Learning from Stories
I sat in my kitchen discussing abortion with my mom. My mom believed 100% life begins at conception and abortion is wrong. Then I started reading to her stories I found online. Miscarriages gone wrong. Babies who could not survive in or out of the womb but leaving them in would surely kill the mother. Story after story of women who were forced to make horrible choices no woman should ever need to make. Mom looked at me and said, “Those aren’t abortions.” To which I responded, “Not to you or me. But by medical definition, that is the procedure these women went through on what was most likely the worst day of their lives.”
It is a slippery slope. If we try to legislate medical procedures, do we risk injuring more people in the process? In these situations, instead of only losing babies, would these families have lost wives, sisters, and daughters? Can a hard line in the sand cause more pain, sadness, and loss of life?
More Stories from Real Women
My heart is incredibly conflicted. While I believe every baby is precious, I’ve read heart wrenching stories on why women chose to abort a pregnancy. Stories of abuse. Not just rape and incest, which are popular buzzwords in pro-life discussion, but spousal abuse. Everyone is not living in a healthy, loving situation. There are also stories of women who had birth control fail and now they are faced with the decision to carry a pregnancy with a body that will not be able to handle it. Some of these women are mothers to one or more children already. Do they risk leaving all of them motherless? I read story after story of women making impossible choices.
I grew up thinking 95% of abortions were done nonchalantly, without a care in the world. What I see now is quite the opposite. I would challenge that 95% of abortions are heart wrenching decisions made after a tremendous amount of thought. Nothing this serious can ever be simple.
Do We Have Other Options as Pro-Life Proponents?
As a Pro-Life woman, I have ideas of where I would like my money and energy to go as far as the movement. It is my opinion we focus far too much on making broad legislative changes and not nearly enough time with the small, simple steps that create real change. Why not make birth control for both men and women easily accessible to all ages? No questions asked. Promote education.
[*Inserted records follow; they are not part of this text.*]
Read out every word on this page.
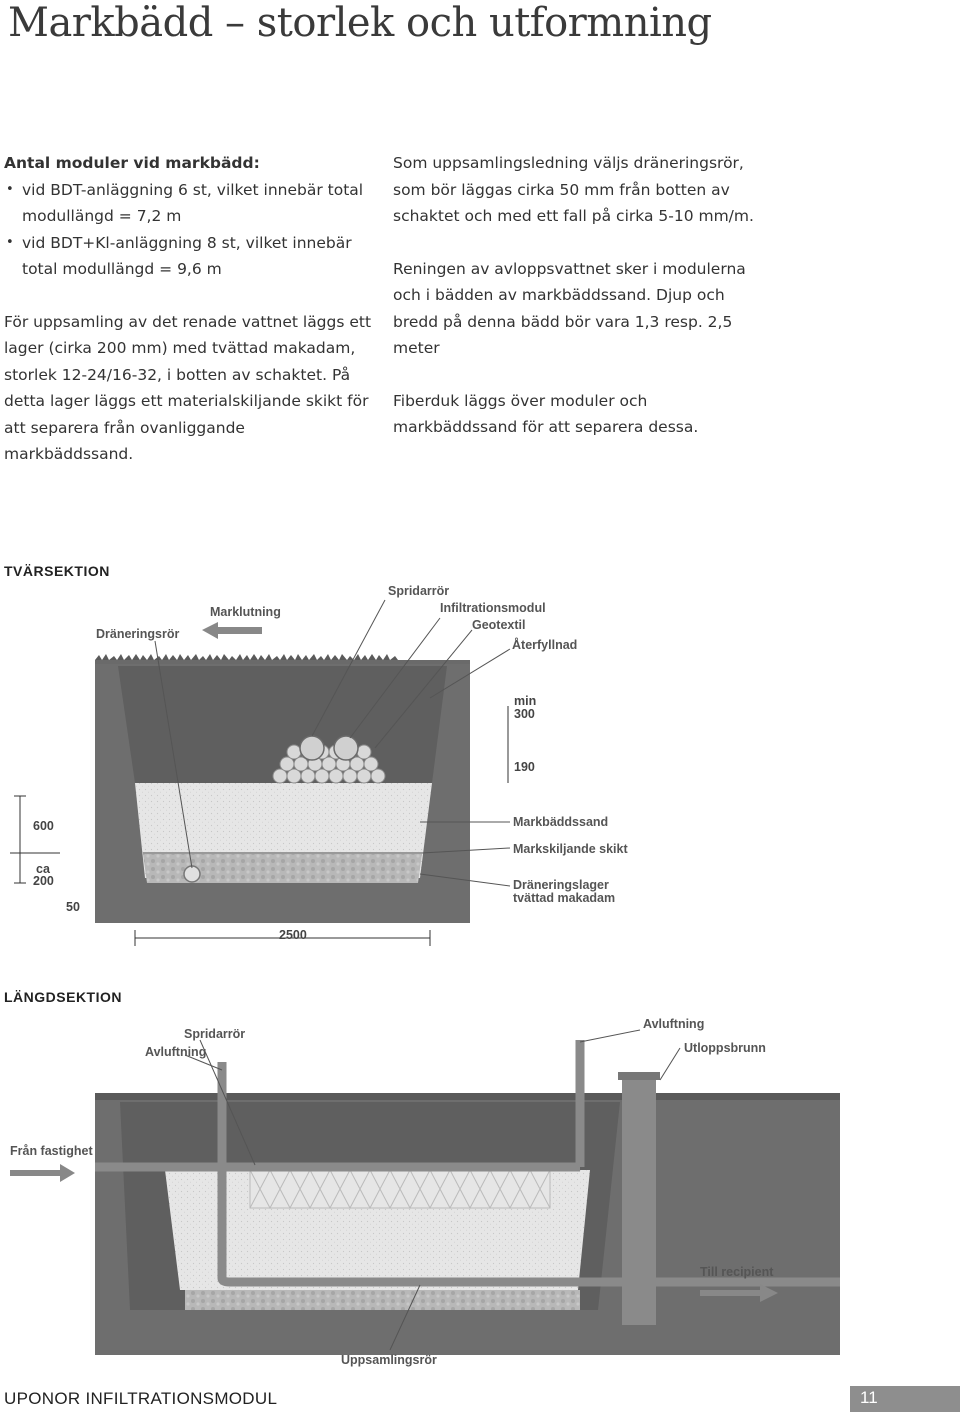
Markbädd – storlek och utformning
Antal moduler vid markbädd:
• vid BDT-anläggning 6 st, vilket innebär total modullängd = 7,2 m
• vid BDT+Kl-anläggning 8 st, vilket innebär total modullängd = 9,6 m

För uppsamling av det renade vattnet läggs ett lager (cirka 200 mm) med tvättad makadam, storlek 12-24/16-32, i botten av schaktet. På detta lager läggs ett materialskiljande skikt för att separera från ovanliggande markbäddssand.

Som uppsamlingsledning väljs dräneringsrör, som bör läggas cirka 50 mm från botten av schaktet och med ett fall på cirka 5-10 mm/m.

Reningen av avloppsvattnet sker i modulerna och i bädden av markbäddssand. Djup och bredd på denna bädd bör vara 1,3 resp. 2,5 meter

Fiberduk läggs över moduler och markbäddssand för att separera dessa.

TVÄRSEKTION
Spridarrör
Infiltrationsmodul
Geotextil
Återfyllnad
Marklutning
Dräneringsrör
Markbäddssand
Markskiljande skikt
Dräneringslager
tvättad makadam
min
300
190
600
ca
200
50
2500
LÄNGDSEKTION
Spridarrör
Avluftning
Avluftning
Utloppsbrunn
Från fastighet
Till recipient
Uppsamlingsrör
UPONOR INFILTRATIONSMODUL	11
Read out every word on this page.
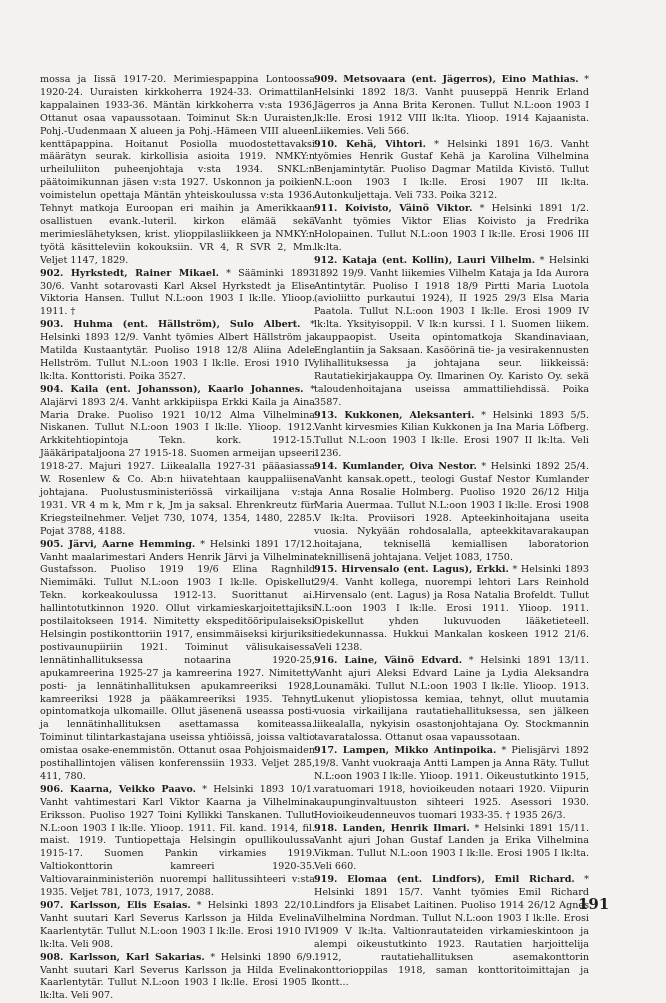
mossa ja Iissä 1917-20. Merimiespappina Lontoossa 1920-24. Uuraisten kirkkoherra 1924-33. Orimattilan kappalainen 1933-36. Mäntän kirkkoherra v:sta 1936. Ottanut osaa vapaussotaan. Toiminut Sk:n Uuraisten, Pohj.-Uudenmaan X alueen ja Pohj.-Hämeen VIII alueen kenttäpappina. Hoitanut Posiolla muodostettavaksi määrätyn seurak. kirkollisia asioita 1919. NMKY:n urheiluliiton puheenjohtaja v:sta 1934. SNKL:n päätoimikunnan jäsen v:sta 1927. Uskonnon ja poikien voimistelun opettaja Mäntän yhteiskoulussa v:sta 1936. Tehnyt matkoja Euroopan eri maihin ja Amerikkaan osallistuen evank.-luteril. kirkon elämää sekä merimieslähetyksen, krist. ylioppilasliikkeen ja NMKY:n työtä käsitteleviin kokouksiin. VR 4, R SVR 2, Mm. Veljet 1147, 1829.

902. Hyrkstedt, Rainer Mikael. * Sääminki 1893 30/6. Vanht sotarovasti Karl Aksel Hyrkstedt ja Elise Viktoria Hansen. Tullut N.L:oon 1903 I lk:lle. Ylioop. 1911. †

903. Huhma (ent. Hällström), Sulo Albert. * Helsinki 1893 12/9. Vanht työmies Albert Hällström ja Matilda Kustaantytär. Puoliso 1918 12/8 Aliina Adele Hellström. Tullut N.L:oon 1903 I lk:lle. Erosi 1910 IV lk:lta. Konttoristi. Poika 3527.

904. Kaila (ent. Johansson), Kaarlo Johannes. * Alajärvi 1893 2/4. Vanht arkkipiispa Erkki Kaila ja Aina Maria Drake. Puoliso 1921 10/12 Alma Vilhelmina Niskanen. Tullut N.L:oon 1903 I lk:lle. Ylioop. 1912. Arkkitehtiopintoja Tekn. kork. 1912-15. Jääkäripataljoona 27 1915-18. Suomen armeijan upseeri 1918-27. Majuri 1927. Liikealalla 1927-31 pääasiassa W. Rosenlew & Co. Ab:n hiivatehtaan kauppaliisena johtajana. Puolustusministeriössä virkailijana v:sta 1931. VR 4 m k, Mm r k, Jm ja saksal. Ehrenkreutz für Kriegsteilnehmer. Veljet 730, 1074, 1354, 1480, 2285. Pojat 3788, 4188.

905. Järvi, Aarne Hemming. * Helsinki 1891 17/12. Vanht maalarimestari Anders Henrik Järvi ja Vilhelmina Gustafsson. Puoliso 1919 19/6 Elina Ragnhild Niemimäki. Tullut N.L:oon 1903 I lk:lle. Opiskellut Tekn. korkeakoulussa 1912-13. Suorittanut ai. hallintotutkinnon 1920. Ollut virkamieskarjoitettajiksi postilaitokseen 1914. Nimitetty ekspeditööripulaiseksi Helsingin postikonttoriin 1917, ensimmäiseksi kirjuriksi postivaunupiiriin 1921. Toiminut välisukaisessa lennätinhallituksessa notaarina 1920-25, apukamreerina 1925-27 ja kamreerina 1927. Nimitetty posti- ja lennätinhallituksen apukamreeriksi 1928, kamreeriksi 1928 ja pääkamreeriksi 1935. Tehnyt opintomatkoja ulkomaille. Ollut jäsenenä useassa posti- ja lennätinhallituksen asettamassa komiteassa. Toiminut tilintarkastajana useissa yhtiöissä, joissa valtio omistaa osake-enemmistön. Ottanut osaa Pohjoismaiden postihallintojen välisen konferenssiin 1933. Veljet 285, 411, 780.

906. Kaarna, Veikko Paavo. * Helsinki 1893 10/1. Vanht vahtimestari Karl Viktor Kaarna ja Vilhelmina Eriksson. Puoliso 1927 Toini Kyllikki Tanskanen. Tullut N.L:oon 1903 I lk:lle. Ylioop. 1911. Fil. kand. 1914, fil. maist. 1919. Tuntiopettaja Helsingin opullikoulussa 1915-17. Suomen Pankin virkamies 1919. Valtiokonttorin kamreeri 1920-35. Valtiovarainministeriön nuorempi hallitussihteeri v:sta 1935. Veljet 781, 1073, 1917, 2088.

907. Karlsson, Elis Esaias. * Helsinki 1893 22/10. Vanht suutari Karl Severus Karlsson ja Hilda Evelina Kaarlentytär. Tullut N.L:oon 1903 I lk:lle. Erosi 1910 IV lk:lta. Veli 908.

908. Karlsson, Karl Sakarias. * Helsinki 1890 6/9. Vanht suutari Karl Severus Karlsson ja Hilda Evelina Kaarlentytär. Tullut N.L:oon 1903 I lk:lle. Erosi 1905 I lk:lta. Veli 907.

909. Metsovaara (ent. Jägerros), Eino Mathias. * Helsinki 1892 18/3. Vanht puuseppä Henrik Erland Jägerros ja Anna Brita Keronen. Tullut N.L:oon 1903 I lk:lle. Erosi 1912 VIII lk:lta. Ylioop. 1914 Kajaanista. Liikemies. Veli 566.

910. Kehä, Vihtori. * Helsinki 1891 16/3. Vanht työmies Henrik Gustaf Kehä ja Karolina Vilhelmina Benjamintytär. Puoliso Dagmar Matilda Kivistö. Tullut N.L:oon 1903 I lk:lle. Erosi 1907 III lk:lta. Autonkuljettaja. Veli 733. Poika 3212.

911. Koivisto, Väinö Viktor. * Helsinki 1891 1/2. Vanht työmies Viktor Elias Koivisto ja Fredrika Holopainen. Tullut N.L:oon 1903 I lk:lle. Erosi 1906 III lk:lta.

912. Kataja (ent. Kollin), Lauri Vilhelm. * Helsinki 1892 19/9. Vanht liikemies Vilhelm Kataja ja Ida Aurora Antintytär. Puoliso I 1918 18/9 Pirtti Maria Luotola (avioliitto purkautui 1924), II 1925 29/3 Elsa Maria Paatola. Tullut N.L:oon 1903 I lk:lle. Erosi 1909 IV lk:lta. Yksityisoppil. V lk:n kurssi. I l. Suomen liikem. kauppaopist. Useita opintomatkoja Skandinaviaan, Englantiin ja Saksaan. Kasöörinä tie- ja vesirakennusten ylihallituksessa ja johtajana seur. liikkeissä: Rautatiekirjakauppa Oy. Ilmarinen Oy. Karisto Oy. sekä taloudenhoitajana useissa ammattiliehdissä. Poika 3587.

913. Kukkonen, Aleksanteri. * Helsinki 1893 5/5. Vanht kirvesmies Kilian Kukkonen ja Ina Maria Löfberg. Tullut N.L:oon 1903 I lk:lle. Erosi 1907 II lk:lta. Veli 1236.

914. Kumlander, Oiva Nestor. * Helsinki 1892 25/4. Vanht kansak.opett., teologi Gustaf Nestor Kumlander ja Anna Rosalie Holmberg. Puoliso 1920 26/12 Hilja Maria Auermaa. Tullut N.L:oon 1903 I lk:lle. Erosi 1908 V lk:lta. Proviisori 1928. Apteekinhoitajana useita vuosia. Nykyään rohdosalalla, apteekkitavarakaupan hoitajana, teknisellä kemiallisen laboratorion teknillisenä johtajana. Veljet 1083, 1750.

915. Hirvensalo (ent. Lagus), Erkki. * Helsinki 1893 29/4. Vanht kollega, nuorempi lehtori Lars Reinhold Hirvensalo (ent. Lagus) ja Rosa Natalia Brofeldt. Tullut N.L:oon 1903 I lk:lle. Erosi 1911. Ylioop. 1911. Opiskellut yhden lukuvuoden lääketieteell. tiedekunnassa. Hukkui Mankalan koskeen 1912 21/6. Veli 1238.

916. Laine, Väinö Edvard. * Helsinki 1891 13/11. Vanht ajuri Aleksi Edvard Laine ja Lydia Aleksandra Lounamäki. Tullut N.L:oon 1903 I lk:lle. Ylioop. 1913. Lukenut yliopistossa kemiaa, tehnyt, ollut muutamia vuosia virkailijana rautatiehallituksessa, sen jälkeen liikealalla, nykyisin osastonjohtajana Oy. Stockmannin tavaratalossa. Ottanut osaa vapaussotaan.

917. Lampen, Mikko Antinpoika. * Pielisjärvi 1892 19/8. Vanht vuokraaja Antti Lampen ja Anna Räty. Tullut N.L:oon 1903 I lk:lle. Ylioop. 1911. Oikeustutkinto 1915, varatuomari 1918, hovioikeuden notaari 1920. Viipurin kaupunginvaltuuston sihteeri 1925. Asessori 1930. Hovioikeudenneuvos tuomari 1933-35. † 1935 26/3.

918. Landen, Henrik Ilmari. * Helsinki 1891 15/11. Vanht ajuri Johan Gustaf Landen ja Erika Vilhelmina Vikman. Tullut N.L:oon 1903 I lk:lle. Erosi 1905 I lk:lta. Veli 660.

919. Elomaa (ent. Lindfors), Emil Richard. * Helsinki 1891 15/7. Vanht työmies Emil Richard Lindfors ja Elisabet Laitinen. Puoliso 1914 26/12 Agnes Vilhelmina Nordman. Tullut N.L:oon 1903 I lk:lle. Erosi 1909 V lk:lta. Valtionrautateiden virkamieskintoon ja alempi oikeustutkinto 1923. Rautatien harjoittelija 1912, rautatiehallituksen asemakonttorin konttorioppilas 1918, saman konttoritoimittajan ja kontt...

191
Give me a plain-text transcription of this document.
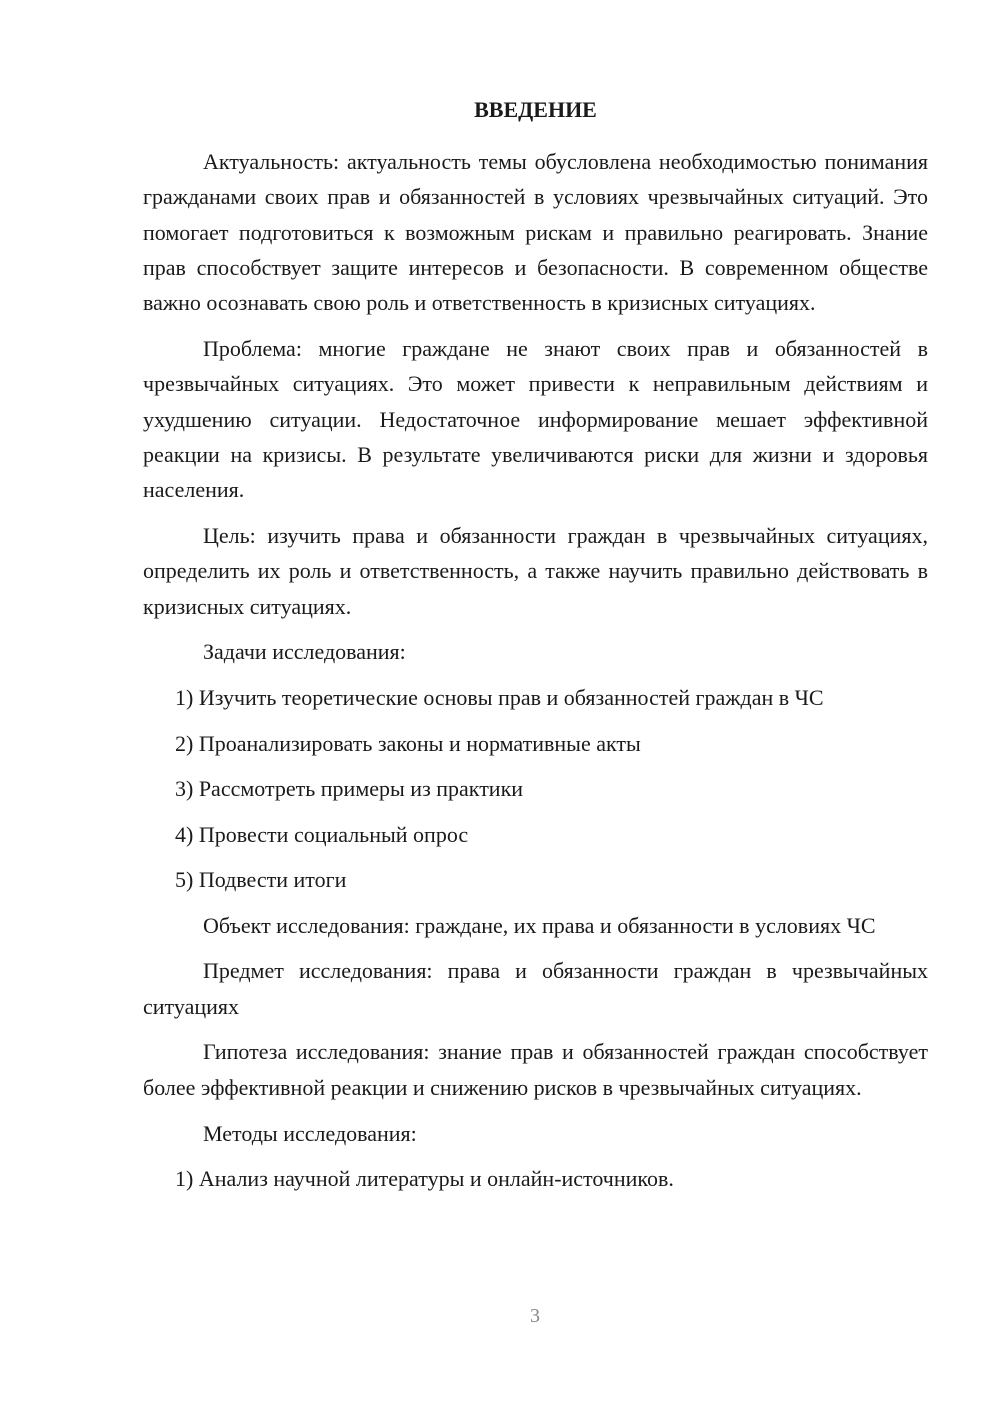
ВВЕДЕНИЕ

Актуальность: актуальность темы обусловлена необходимостью понимания гражданами своих прав и обязанностей в условиях чрезвычайных ситуаций. Это помогает подготовиться к возможным рискам и правильно реагировать. Знание прав способствует защите интересов и безопасности. В современном обществе важно осознавать свою роль и ответственность в кризисных ситуациях.

Проблема: многие граждане не знают своих прав и обязанностей в чрезвычайных ситуациях. Это может привести к неправильным действиям и ухудшению ситуации. Недостаточное информирование мешает эффективной реакции на кризисы. В результате увеличиваются риски для жизни и здоровья населения.

Цель: изучить права и обязанности граждан в чрезвычайных ситуациях, определить их роль и ответственность, а также научить правильно действовать в кризисных ситуациях.

Задачи исследования:

1) Изучить теоретические основы прав и обязанностей граждан в ЧС

2) Проанализировать законы и нормативные акты

3) Рассмотреть примеры из практики

4) Провести социальный опрос

5) Подвести итоги

Объект исследования: граждане, их права и обязанности в условиях ЧС

Предмет исследования: права и обязанности граждан в чрезвычайных ситуациях

Гипотеза исследования: знание прав и обязанностей граждан способствует более эффективной реакции и снижению рисков в чрезвычайных ситуациях.

Методы исследования:

1) Анализ научной литературы и онлайн-источников.

3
Make pregnancy care easily accessible. Take care of girls and women before they become pregnant, both mentally and physically. Hold men as responsible as women when it comes to pregnancy and care for children. Pregnancy does not happen in a vacuum. Let’s spend more energy on the before instead of focusing solely on the after.
I will always consider myself pro-life, but my views are evolving. It is healthy to listen to other voices and shift your opinions when necessary. It is my desire for all women to be treated with respect and able to receive the correct medical procedures for their needs. I want all babies who are born to be loved and cared for in safe, healthy environments. It is my hope for women not to need or want an abortion, but I am not walking in every woman’s shoes. If she is met with an impossible choice, I want her choice to be legally protected and medically safe. My pro-life heart will not risk one life to save another.